Some of the new bill’s protections, including the specific vaccine protections, sunset in two years, they said.
“We’ve got two more years to see how mRNA vaccines perform,” Childers said.
Judging from his recently published book, “The Courage to Be Free,” DeSantis believes in the issue.
He devotes Chapter 11 to his handling of the COVID-19 pandemic. And he spotlights his disagreement with numerous aspects of the federal approach to fighting the disease, led by Dr. Anthony Fauci, chief medical adviser to the president in 2021 and 2022.
Most of the chapter specifically addresses COVID-19—how it was treated, how it should have been treated, specific vaccine policies, and more.
“My view was simple: No Floridian should have to choose between a job that they need and a shot they don’t want,” DeSantis wrote in the book. “It was especially galling to me that [President Joe] Biden and his ilk were prepared to see policemen, firefighters, and nurses lose their jobs over the shots.”

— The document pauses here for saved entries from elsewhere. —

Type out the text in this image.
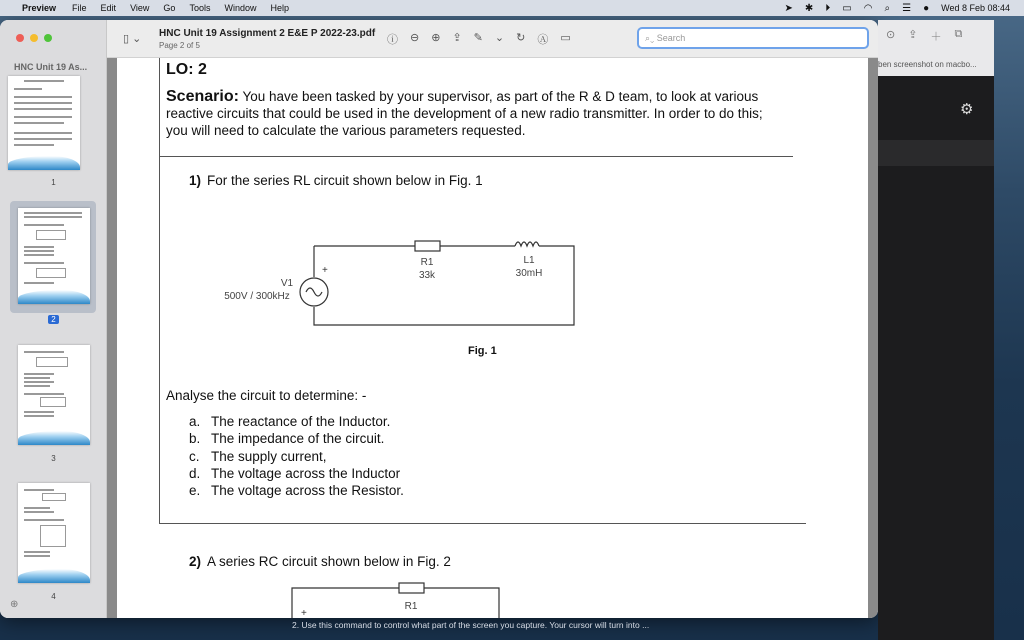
Preview File Edit View Go Tools Window Help	➤ ✱ ⏵ ▭ ◠ ⌕ ☰ ● Wed 8 Feb 08:44
HNC Unit 19 As...
1
2
3
4
⊕
▯ ⌄ HNC Unit 19 Assignment 2 E&E P 2022-23.pdf
Page 2 of 5	ⓘ ⊖ ⊕ ⇪ ✎ ⌄ ↻ Ⓐ ▭	⌕⌄ Search
LO: 2
Scenario: You have been tasked by your supervisor, as part of the R & D team, to look at various reactive circuits that could be used in the development of a new radio transmitter. In order to do this; you will need to calculate the various parameters requested.
1) For the series RL circuit shown below in Fig. 1
+
R1
33k
L1
30mH
V1
500V / 300kHz
Fig. 1
Analyse the circuit to determine: -
a. The reactance of the Inductor.
b. The impedance of the circuit.
c. The supply current,
d. The voltage across the Inductor
e. The voltage across the Resistor.
2) A series RC circuit shown below in Fig. 2
R1
+
⊙ ⇪ ＋ ⧉
ben screenshot on macbo...
⚙
2. Use this command to control what part of the screen you capture. Your cursor will turn into ...
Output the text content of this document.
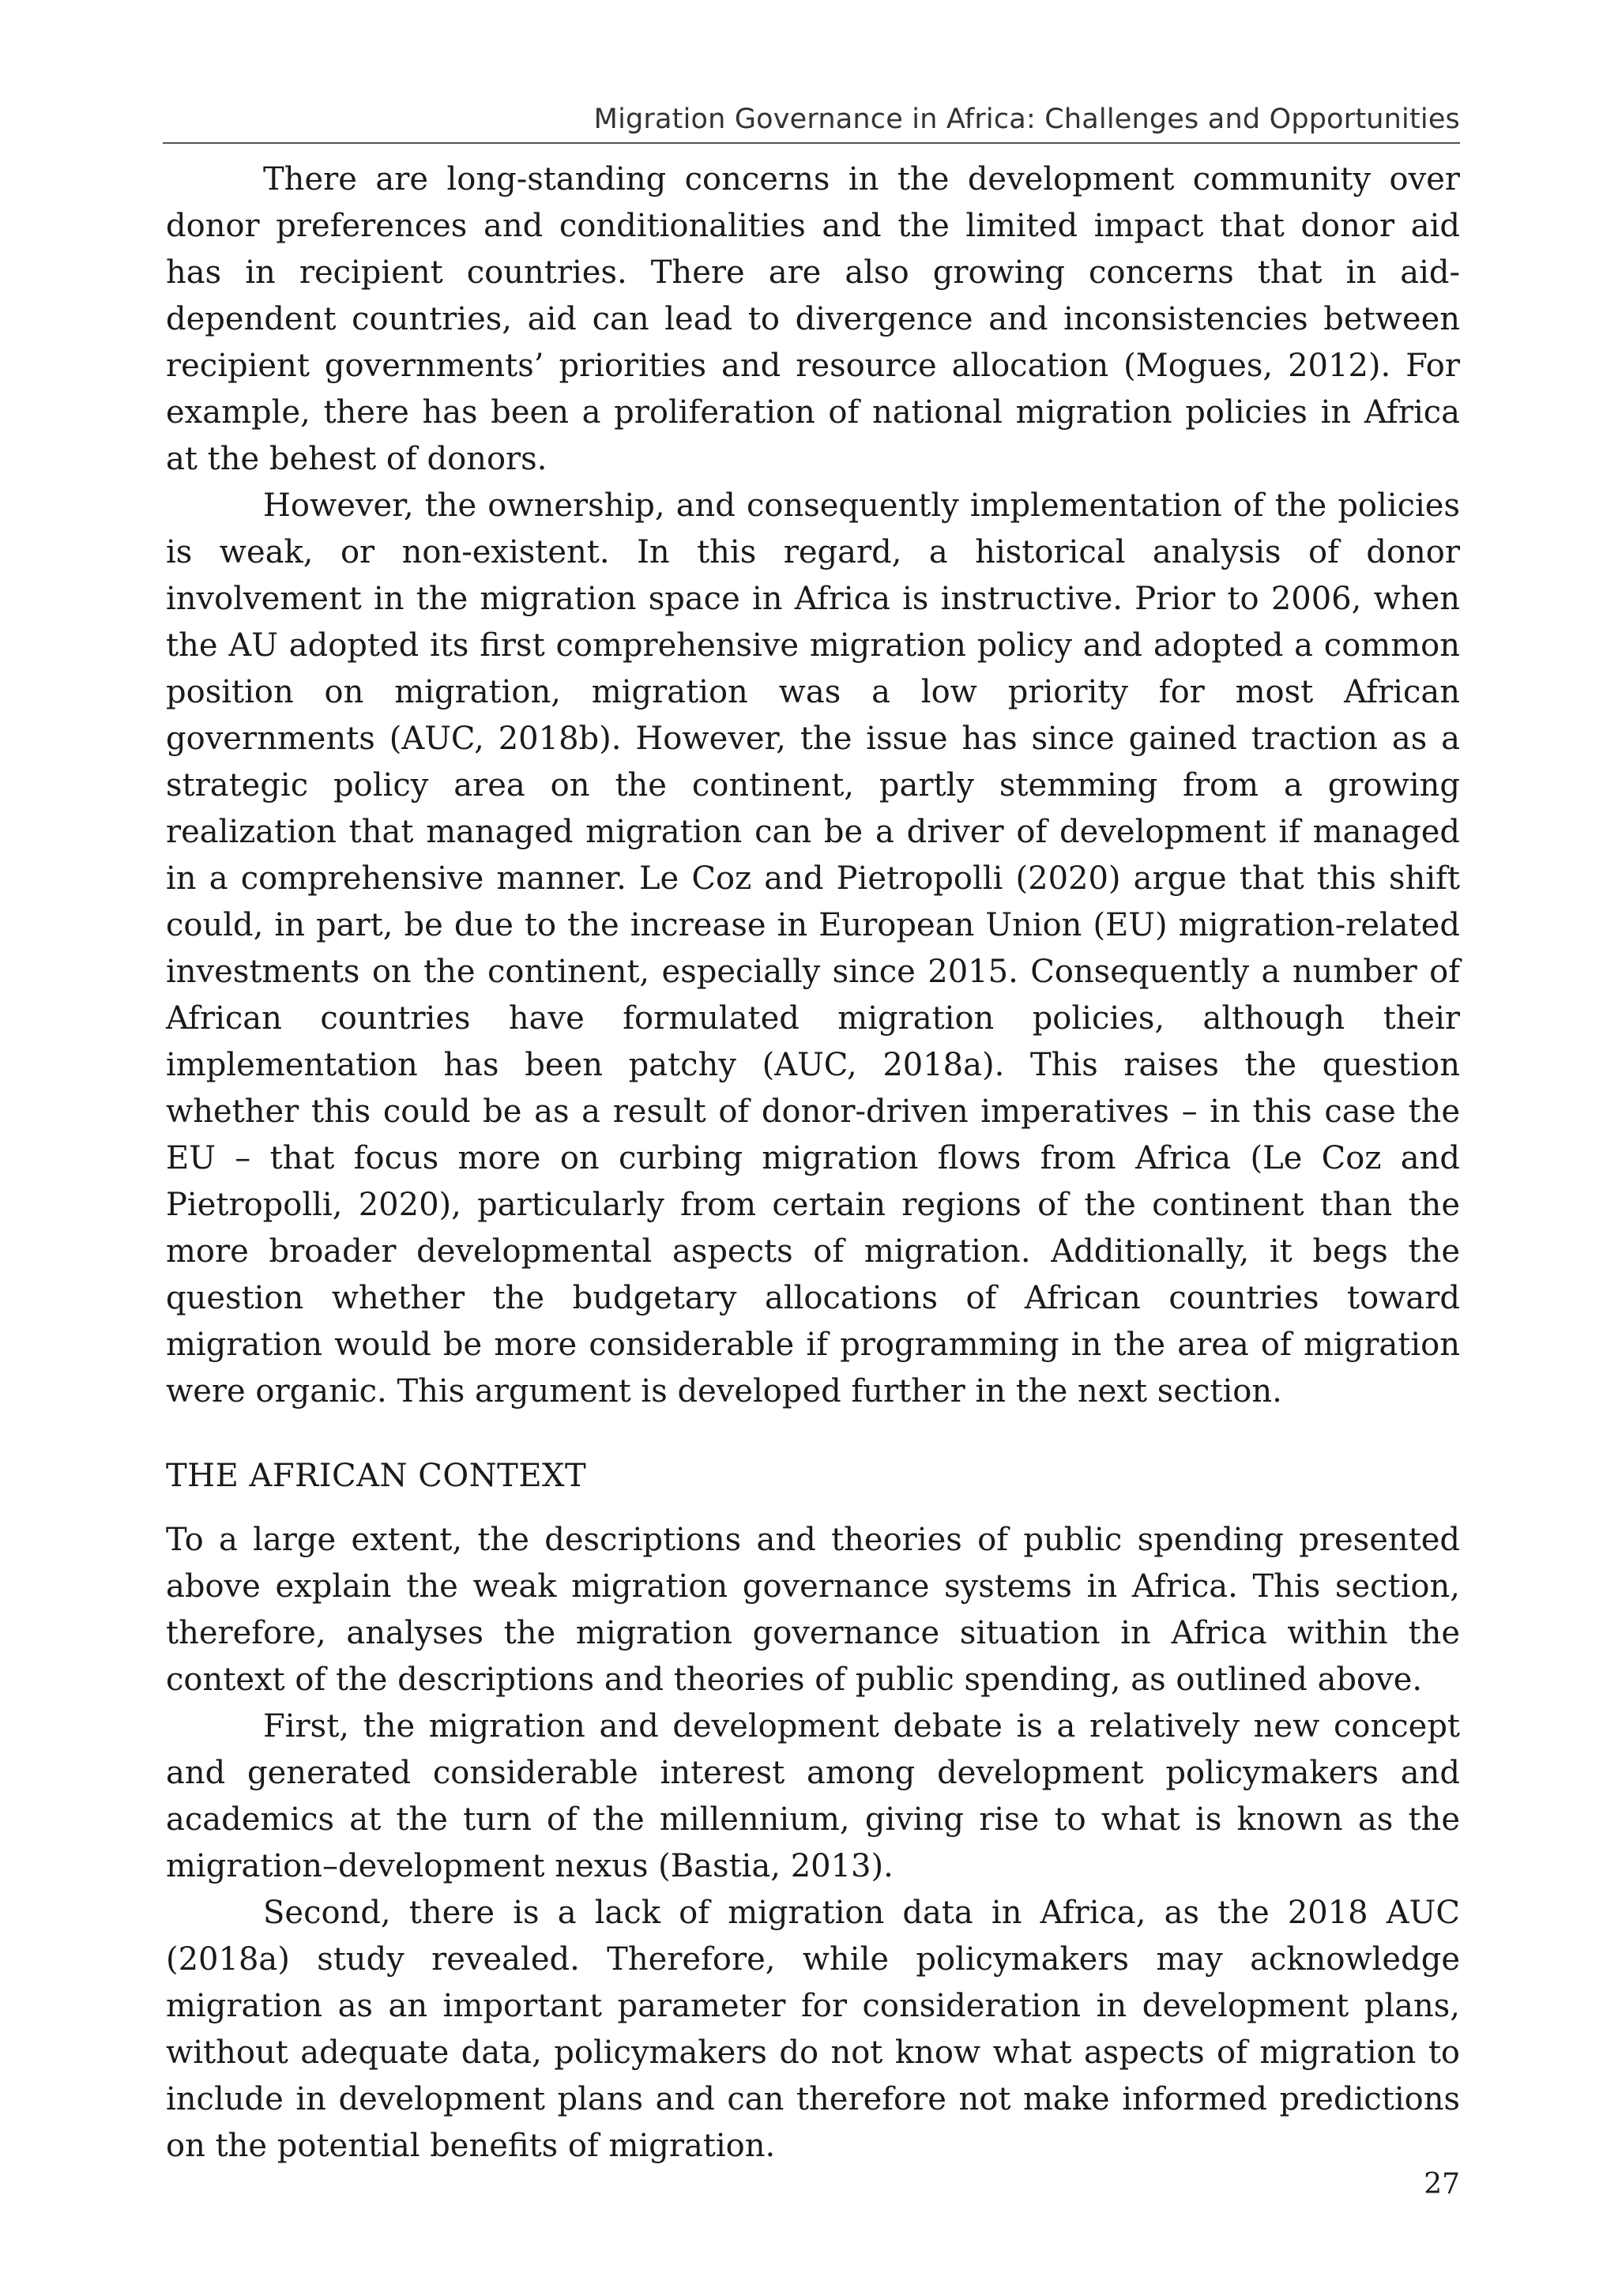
Migration Governance in Africa: Challenges and Opportunities

There are long-standing concerns in the development community over donor preferences and conditionalities and the limited impact that donor aid has in recipient countries. There are also growing concerns that in aid-dependent countries, aid can lead to divergence and inconsistencies between recipient governments’ priorities and resource allocation (Mogues, 2012). For example, there has been a proliferation of national migration policies in Africa at the behest of donors.

However, the ownership, and consequently implementation of the policies is weak, or non-existent. In this regard, a historical analysis of donor involvement in the migration space in Africa is instructive. Prior to 2006, when the AU adopted its first comprehensive migration policy and adopted a common position on migration, migration was a low priority for most African governments (AUC, 2018b). However, the issue has since gained traction as a strategic policy area on the continent, partly stemming from a growing realization that managed migration can be a driver of development if managed in a comprehensive manner. Le Coz and Pietropolli (2020) argue that this shift could, in part, be due to the increase in European Union (EU) migration-related investments on the continent, especially since 2015. Consequently a number of African countries have formulated migration policies, although their implementation has been patchy (AUC, 2018a). This raises the question whether this could be as a result of donor-driven imperatives – in this case the EU – that focus more on curbing migration flows from Africa (Le Coz and Pietropolli, 2020), particularly from certain regions of the continent than the more broader developmental aspects of migration. Additionally, it begs the question whether the budgetary allocations of African countries toward migration would be more considerable if programming in the area of migration were organic. This argument is developed further in the next section.

THE AFRICAN CONTEXT

To a large extent, the descriptions and theories of public spending presented above explain the weak migration governance systems in Africa. This section, therefore, analyses the migration governance situation in Africa within the context of the descriptions and theories of public spending, as outlined above.

First, the migration and development debate is a relatively new concept and generated considerable interest among development policymakers and academics at the turn of the millennium, giving rise to what is known as the migration–development nexus (Bastia, 2013).

Second, there is a lack of migration data in Africa, as the 2018 AUC (2018a) study revealed. Therefore, while policymakers may acknowledge migration as an important parameter for consideration in development plans, without adequate data, policymakers do not know what aspects of migration to include in development plans and can therefore not make informed predictions on the potential benefits of migration.

27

He wrote, “To be successful, a leader must be willing to take these hits ... this is simply the price one must pay for exercising leadership. ... When I took strong stands against the prevailing narrative on draconian coronavirus policies, I may have been vilified by the usual suspects, but I was able to save the livelihoods of millions of people throughout Florida. The Fauci-worshipping coastal elites had no regard for these people, and it fell to me to protect the people of Florida from the destructive biomedical security state.”
Tanya Parus, president of the Sarasota County chapter of Moms for America and a medical freedom specialist for the national group, said she doesn’t believe that the new bill is as good as the one many medical freedom activists wanted.
“They pulled a switcheroo,” Parus said. “DeSantis ran on this stuff. It’s even in his book. I don’t know why he'd change course on this.”
Childers said the advocates resent the stalling of their own bill, which was introduced but never calendared or put before committees.
“It was really their golden child. They felt it was torpedoed. They misunderstood. It was coincidence. Everyone is thinking about the same issues.”